Question

Two identical wires are used to make toroids $\text{A}$ and $\text{B}$ of cross-sectional radius $a$ and $b$ respectively. Average radii of toroid $\text{A}$ and $\text{B}$ are $r$ and $2r$ respectively. Find the ratio of magnetic field of $\text{A}$ and $\text{B}$, if they are connected across a battery of emf $E$ and $3E$ respectively.
[ wire is closely wounded]

• A. $\frac{3b}{2a}$
• B. $\frac{3a}{2b}$
• C. $\frac{2a}{3b}$
• D. $\frac{2b}{3a}$

Answer 1

The correct option is D $\frac{2b}{3a}$

Let the length of the wire be $L$ and resistance be $R$.

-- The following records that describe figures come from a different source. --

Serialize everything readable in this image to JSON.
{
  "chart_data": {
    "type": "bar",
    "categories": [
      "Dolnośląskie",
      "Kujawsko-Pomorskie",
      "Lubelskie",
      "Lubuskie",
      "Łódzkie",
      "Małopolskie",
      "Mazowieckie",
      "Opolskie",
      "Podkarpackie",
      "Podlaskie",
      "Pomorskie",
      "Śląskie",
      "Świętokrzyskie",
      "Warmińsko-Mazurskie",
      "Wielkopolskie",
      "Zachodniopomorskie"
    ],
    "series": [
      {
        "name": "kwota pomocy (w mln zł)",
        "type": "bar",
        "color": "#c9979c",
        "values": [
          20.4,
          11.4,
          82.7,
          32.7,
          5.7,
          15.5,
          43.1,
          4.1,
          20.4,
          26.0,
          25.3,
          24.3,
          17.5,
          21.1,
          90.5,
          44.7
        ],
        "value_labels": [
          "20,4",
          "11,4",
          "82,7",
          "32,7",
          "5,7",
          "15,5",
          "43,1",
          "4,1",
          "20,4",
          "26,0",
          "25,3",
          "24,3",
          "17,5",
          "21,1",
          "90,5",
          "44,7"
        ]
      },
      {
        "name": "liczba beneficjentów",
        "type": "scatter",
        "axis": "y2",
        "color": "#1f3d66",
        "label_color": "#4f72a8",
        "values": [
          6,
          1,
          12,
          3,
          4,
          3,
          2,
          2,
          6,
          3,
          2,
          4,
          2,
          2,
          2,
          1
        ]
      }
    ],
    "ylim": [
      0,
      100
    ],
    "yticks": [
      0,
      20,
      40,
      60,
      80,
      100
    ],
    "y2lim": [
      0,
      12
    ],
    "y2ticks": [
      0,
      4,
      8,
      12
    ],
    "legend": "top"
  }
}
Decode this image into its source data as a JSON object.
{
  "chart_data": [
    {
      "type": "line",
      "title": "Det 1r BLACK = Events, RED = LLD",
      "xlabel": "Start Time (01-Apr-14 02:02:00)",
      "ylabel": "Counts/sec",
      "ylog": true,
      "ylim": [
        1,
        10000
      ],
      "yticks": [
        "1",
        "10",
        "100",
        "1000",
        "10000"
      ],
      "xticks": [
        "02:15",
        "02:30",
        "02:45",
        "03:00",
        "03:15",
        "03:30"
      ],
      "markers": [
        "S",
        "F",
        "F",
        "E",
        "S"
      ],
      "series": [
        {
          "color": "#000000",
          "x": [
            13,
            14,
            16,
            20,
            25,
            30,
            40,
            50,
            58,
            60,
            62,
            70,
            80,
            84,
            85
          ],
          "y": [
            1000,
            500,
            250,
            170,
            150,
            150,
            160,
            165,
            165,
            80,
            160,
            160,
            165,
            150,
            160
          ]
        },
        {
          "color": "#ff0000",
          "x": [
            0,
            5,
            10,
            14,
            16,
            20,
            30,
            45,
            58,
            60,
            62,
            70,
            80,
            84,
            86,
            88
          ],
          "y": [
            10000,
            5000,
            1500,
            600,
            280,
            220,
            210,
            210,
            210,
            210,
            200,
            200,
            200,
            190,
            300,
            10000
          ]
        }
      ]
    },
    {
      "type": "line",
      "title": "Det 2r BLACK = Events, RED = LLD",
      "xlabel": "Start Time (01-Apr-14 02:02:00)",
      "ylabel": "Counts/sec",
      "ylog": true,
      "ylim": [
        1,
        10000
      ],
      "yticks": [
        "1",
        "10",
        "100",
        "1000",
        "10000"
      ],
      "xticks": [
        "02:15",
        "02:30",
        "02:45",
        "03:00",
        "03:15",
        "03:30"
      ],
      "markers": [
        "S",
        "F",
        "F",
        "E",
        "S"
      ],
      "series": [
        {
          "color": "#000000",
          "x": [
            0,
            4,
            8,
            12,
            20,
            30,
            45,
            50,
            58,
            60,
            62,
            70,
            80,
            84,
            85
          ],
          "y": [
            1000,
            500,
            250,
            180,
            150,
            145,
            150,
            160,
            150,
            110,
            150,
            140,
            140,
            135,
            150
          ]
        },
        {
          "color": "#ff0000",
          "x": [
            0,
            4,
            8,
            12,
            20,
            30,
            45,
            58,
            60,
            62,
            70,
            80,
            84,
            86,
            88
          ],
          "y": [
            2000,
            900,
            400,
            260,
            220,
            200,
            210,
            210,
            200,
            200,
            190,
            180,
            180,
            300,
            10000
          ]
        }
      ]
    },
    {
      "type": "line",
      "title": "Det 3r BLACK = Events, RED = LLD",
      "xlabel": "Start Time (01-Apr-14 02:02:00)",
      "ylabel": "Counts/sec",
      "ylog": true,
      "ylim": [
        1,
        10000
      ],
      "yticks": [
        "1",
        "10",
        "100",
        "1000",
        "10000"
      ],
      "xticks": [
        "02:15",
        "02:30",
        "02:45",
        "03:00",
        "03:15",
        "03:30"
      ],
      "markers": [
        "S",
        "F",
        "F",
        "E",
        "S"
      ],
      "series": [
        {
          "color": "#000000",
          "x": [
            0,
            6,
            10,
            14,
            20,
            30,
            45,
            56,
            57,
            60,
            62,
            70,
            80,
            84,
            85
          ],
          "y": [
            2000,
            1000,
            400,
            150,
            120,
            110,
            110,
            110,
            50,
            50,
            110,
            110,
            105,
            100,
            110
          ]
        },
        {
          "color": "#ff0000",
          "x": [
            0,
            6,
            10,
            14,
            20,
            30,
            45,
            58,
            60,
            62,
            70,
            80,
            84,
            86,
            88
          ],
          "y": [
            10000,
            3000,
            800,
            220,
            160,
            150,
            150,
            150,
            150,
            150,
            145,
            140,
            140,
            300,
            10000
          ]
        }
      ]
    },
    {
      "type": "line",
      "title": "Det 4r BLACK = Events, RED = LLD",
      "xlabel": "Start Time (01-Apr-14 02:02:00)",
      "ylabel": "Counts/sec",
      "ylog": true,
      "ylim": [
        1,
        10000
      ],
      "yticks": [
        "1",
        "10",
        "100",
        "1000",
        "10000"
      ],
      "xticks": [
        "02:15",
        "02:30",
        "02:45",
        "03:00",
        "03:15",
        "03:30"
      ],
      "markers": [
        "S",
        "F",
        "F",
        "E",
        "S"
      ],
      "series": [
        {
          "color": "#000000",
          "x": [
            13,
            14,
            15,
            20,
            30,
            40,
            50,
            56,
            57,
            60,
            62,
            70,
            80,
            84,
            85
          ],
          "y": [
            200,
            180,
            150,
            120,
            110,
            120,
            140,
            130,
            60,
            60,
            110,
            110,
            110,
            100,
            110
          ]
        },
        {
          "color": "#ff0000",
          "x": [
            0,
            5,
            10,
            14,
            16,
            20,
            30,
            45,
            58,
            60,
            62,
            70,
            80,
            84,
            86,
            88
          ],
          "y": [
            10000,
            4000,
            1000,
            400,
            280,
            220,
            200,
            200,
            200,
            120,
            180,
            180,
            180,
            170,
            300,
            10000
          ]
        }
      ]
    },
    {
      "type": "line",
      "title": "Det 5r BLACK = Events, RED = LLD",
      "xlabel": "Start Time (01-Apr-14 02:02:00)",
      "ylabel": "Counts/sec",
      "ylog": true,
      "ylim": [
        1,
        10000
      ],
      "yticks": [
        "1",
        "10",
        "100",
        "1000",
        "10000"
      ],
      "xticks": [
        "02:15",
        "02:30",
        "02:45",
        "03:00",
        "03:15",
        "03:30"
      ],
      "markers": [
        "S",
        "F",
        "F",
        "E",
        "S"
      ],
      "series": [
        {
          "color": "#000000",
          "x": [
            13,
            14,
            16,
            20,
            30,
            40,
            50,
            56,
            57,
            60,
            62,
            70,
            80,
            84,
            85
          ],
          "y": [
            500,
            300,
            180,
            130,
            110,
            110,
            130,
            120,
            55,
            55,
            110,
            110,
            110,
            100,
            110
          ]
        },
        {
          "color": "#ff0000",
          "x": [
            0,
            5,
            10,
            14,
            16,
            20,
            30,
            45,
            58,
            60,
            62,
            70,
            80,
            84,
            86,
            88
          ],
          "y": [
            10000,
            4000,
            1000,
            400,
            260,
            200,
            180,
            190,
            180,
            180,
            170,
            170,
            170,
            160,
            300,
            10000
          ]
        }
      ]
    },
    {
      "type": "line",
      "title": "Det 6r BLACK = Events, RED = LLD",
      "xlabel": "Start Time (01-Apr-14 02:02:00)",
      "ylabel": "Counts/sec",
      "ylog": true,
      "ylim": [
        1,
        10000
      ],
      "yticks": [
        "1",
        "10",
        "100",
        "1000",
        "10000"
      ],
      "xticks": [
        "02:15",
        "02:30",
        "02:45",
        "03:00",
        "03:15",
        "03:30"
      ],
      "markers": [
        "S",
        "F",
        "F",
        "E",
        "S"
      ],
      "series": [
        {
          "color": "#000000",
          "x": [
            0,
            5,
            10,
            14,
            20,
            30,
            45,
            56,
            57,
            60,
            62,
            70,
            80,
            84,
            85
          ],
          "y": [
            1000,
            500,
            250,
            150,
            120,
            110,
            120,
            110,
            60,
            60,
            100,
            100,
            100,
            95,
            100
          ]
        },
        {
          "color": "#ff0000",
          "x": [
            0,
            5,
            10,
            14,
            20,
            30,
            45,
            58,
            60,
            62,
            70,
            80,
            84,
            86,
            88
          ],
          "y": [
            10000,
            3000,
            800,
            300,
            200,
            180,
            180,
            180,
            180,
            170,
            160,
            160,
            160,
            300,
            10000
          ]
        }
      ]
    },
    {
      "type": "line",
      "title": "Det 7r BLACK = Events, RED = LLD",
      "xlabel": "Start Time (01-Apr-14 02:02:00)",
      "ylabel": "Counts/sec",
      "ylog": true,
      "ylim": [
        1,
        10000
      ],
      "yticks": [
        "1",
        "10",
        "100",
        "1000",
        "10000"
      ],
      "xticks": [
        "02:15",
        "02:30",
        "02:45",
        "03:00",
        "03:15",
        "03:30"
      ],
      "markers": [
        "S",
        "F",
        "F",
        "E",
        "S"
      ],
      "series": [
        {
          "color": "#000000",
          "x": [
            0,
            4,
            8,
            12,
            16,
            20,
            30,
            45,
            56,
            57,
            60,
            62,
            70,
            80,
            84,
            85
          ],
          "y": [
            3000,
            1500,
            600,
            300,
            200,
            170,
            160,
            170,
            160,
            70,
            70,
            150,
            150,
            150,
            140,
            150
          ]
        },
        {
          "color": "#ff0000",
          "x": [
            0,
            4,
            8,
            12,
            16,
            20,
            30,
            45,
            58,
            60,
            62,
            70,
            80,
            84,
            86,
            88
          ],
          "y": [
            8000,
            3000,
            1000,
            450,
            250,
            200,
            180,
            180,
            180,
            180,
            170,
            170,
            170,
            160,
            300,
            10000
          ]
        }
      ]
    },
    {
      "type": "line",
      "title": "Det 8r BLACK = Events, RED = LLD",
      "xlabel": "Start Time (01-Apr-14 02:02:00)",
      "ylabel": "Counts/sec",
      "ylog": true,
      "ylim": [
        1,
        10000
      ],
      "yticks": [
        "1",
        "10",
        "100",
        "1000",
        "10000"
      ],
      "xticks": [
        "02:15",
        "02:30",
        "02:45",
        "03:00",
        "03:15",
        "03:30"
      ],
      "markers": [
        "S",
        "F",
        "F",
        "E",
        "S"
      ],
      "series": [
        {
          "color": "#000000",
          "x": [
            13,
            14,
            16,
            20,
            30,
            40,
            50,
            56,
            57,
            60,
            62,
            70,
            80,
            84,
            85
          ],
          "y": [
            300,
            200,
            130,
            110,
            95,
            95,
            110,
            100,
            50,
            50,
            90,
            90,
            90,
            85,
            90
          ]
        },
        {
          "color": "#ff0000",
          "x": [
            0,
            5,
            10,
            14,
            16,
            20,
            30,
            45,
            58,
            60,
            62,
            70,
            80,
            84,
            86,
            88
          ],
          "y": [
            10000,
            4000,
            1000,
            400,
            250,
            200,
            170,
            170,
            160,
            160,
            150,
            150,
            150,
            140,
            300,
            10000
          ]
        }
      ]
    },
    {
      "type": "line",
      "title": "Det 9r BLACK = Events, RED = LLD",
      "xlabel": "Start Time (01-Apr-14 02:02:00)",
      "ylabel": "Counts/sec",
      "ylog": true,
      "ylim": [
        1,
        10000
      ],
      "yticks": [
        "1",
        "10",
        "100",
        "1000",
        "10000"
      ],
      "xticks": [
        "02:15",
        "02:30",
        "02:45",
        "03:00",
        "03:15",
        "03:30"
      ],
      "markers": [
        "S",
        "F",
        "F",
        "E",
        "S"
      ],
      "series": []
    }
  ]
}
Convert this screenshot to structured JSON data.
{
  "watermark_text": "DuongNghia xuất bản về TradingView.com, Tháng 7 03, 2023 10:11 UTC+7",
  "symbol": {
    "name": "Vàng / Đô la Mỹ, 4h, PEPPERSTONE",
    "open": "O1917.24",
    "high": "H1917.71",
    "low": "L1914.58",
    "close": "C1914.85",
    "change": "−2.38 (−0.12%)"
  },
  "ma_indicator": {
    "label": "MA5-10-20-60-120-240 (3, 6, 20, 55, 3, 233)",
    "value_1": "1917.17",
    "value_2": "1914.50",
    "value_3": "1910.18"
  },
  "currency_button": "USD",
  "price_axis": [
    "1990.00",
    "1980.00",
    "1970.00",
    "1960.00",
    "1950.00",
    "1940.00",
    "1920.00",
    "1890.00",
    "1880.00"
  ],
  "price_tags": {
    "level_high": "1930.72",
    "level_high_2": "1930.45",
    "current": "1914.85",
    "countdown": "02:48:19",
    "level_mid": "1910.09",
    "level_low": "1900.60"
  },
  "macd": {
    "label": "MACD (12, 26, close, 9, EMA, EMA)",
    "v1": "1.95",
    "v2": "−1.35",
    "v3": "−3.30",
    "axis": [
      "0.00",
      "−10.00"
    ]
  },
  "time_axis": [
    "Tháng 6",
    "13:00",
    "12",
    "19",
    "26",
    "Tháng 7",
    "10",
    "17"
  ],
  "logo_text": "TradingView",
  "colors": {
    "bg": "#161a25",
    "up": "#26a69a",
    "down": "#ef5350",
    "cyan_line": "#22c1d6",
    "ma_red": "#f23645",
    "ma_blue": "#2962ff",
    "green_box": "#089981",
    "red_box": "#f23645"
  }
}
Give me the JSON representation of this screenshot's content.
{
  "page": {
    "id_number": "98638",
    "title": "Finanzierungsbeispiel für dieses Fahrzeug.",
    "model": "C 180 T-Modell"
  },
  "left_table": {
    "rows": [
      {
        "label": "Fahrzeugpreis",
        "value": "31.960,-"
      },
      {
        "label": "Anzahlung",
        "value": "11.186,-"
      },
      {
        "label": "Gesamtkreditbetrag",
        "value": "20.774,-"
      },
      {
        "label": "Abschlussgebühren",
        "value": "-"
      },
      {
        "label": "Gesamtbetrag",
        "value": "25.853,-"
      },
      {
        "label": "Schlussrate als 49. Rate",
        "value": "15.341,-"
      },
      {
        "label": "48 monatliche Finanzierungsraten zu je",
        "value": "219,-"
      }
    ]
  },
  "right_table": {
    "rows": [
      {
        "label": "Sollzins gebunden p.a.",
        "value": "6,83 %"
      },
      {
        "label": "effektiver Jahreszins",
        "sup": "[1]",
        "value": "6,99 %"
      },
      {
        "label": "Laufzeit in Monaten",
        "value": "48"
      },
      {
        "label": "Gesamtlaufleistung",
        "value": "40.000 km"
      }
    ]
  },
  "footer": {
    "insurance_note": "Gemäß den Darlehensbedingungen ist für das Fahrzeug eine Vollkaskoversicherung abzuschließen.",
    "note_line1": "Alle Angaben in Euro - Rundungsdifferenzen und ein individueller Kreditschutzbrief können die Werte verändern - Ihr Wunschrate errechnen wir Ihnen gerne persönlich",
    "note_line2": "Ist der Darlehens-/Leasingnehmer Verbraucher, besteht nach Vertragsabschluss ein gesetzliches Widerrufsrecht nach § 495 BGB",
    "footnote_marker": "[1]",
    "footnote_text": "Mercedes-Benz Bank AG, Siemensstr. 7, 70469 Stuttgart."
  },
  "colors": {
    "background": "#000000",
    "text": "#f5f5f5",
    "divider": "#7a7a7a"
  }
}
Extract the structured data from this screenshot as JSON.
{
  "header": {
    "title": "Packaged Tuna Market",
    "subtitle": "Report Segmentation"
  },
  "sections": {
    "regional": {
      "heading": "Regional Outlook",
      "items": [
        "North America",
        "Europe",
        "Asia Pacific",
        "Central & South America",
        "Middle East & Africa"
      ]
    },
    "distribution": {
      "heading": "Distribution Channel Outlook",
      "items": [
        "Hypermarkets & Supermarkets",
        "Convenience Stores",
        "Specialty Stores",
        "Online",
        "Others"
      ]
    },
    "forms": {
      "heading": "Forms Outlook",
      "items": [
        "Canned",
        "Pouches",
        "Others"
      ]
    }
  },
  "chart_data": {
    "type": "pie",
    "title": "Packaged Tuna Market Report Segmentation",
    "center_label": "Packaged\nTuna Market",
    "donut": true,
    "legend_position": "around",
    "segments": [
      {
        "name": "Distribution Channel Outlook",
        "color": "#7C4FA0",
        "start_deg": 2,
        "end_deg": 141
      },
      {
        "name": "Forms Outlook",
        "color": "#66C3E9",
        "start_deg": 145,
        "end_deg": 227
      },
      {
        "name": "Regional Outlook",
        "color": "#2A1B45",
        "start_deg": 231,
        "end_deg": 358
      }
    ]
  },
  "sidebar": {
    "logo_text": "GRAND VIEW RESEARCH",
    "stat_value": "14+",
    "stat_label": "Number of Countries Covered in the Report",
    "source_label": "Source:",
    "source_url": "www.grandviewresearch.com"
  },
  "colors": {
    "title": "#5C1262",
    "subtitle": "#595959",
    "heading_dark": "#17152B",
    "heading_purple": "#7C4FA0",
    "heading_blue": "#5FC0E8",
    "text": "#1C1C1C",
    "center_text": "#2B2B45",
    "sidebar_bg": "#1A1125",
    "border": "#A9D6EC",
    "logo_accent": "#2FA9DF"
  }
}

Current in $\text{A}$, $i_A=\frac{V_A}{R}=\frac{E}{R}$

Similarly, current in $\text{B}$, $i_B=\frac{3E}{R}$

Length of one turn of $\text{A}$, $l_A=2\pi a$

Similarly, $l_B=2\pi b$

So, total number of turns of $\text{A}$,
$N_A=\frac{L}{l_A}=\frac{L}{2\pi a}$

Similarly, $N_B=\frac{L}{l_B}=\frac{L}{2\pi b}$

Now using formula of magnetic field inside the core of toroid,

$B=\frac{{\mu }_{0}Ni}{2\pi r}$

So, for toroid $\text{A}$,
$B_A=\frac{{\mu }_0{N}_A{i}_A}{2\pi r_A}=\frac{{\mu }_0\left(\frac{L}{2\pi a}\right)\times \frac{E}{R}}{2\pi \times r}$

Similarly,
$B_B=\frac{{\mu }_0{N}_B{i}_B}{2\pi r_B}=\frac{{\mu }_0\left(\frac{L}{2\pi b}\right)\times \frac{3E}{R}}{2\pi \times \left(2r\right)}$

$\therefore \frac{B_A}{B_B}=\frac{2b}{3a}$

Hence, option $\left(d\right)$ is right.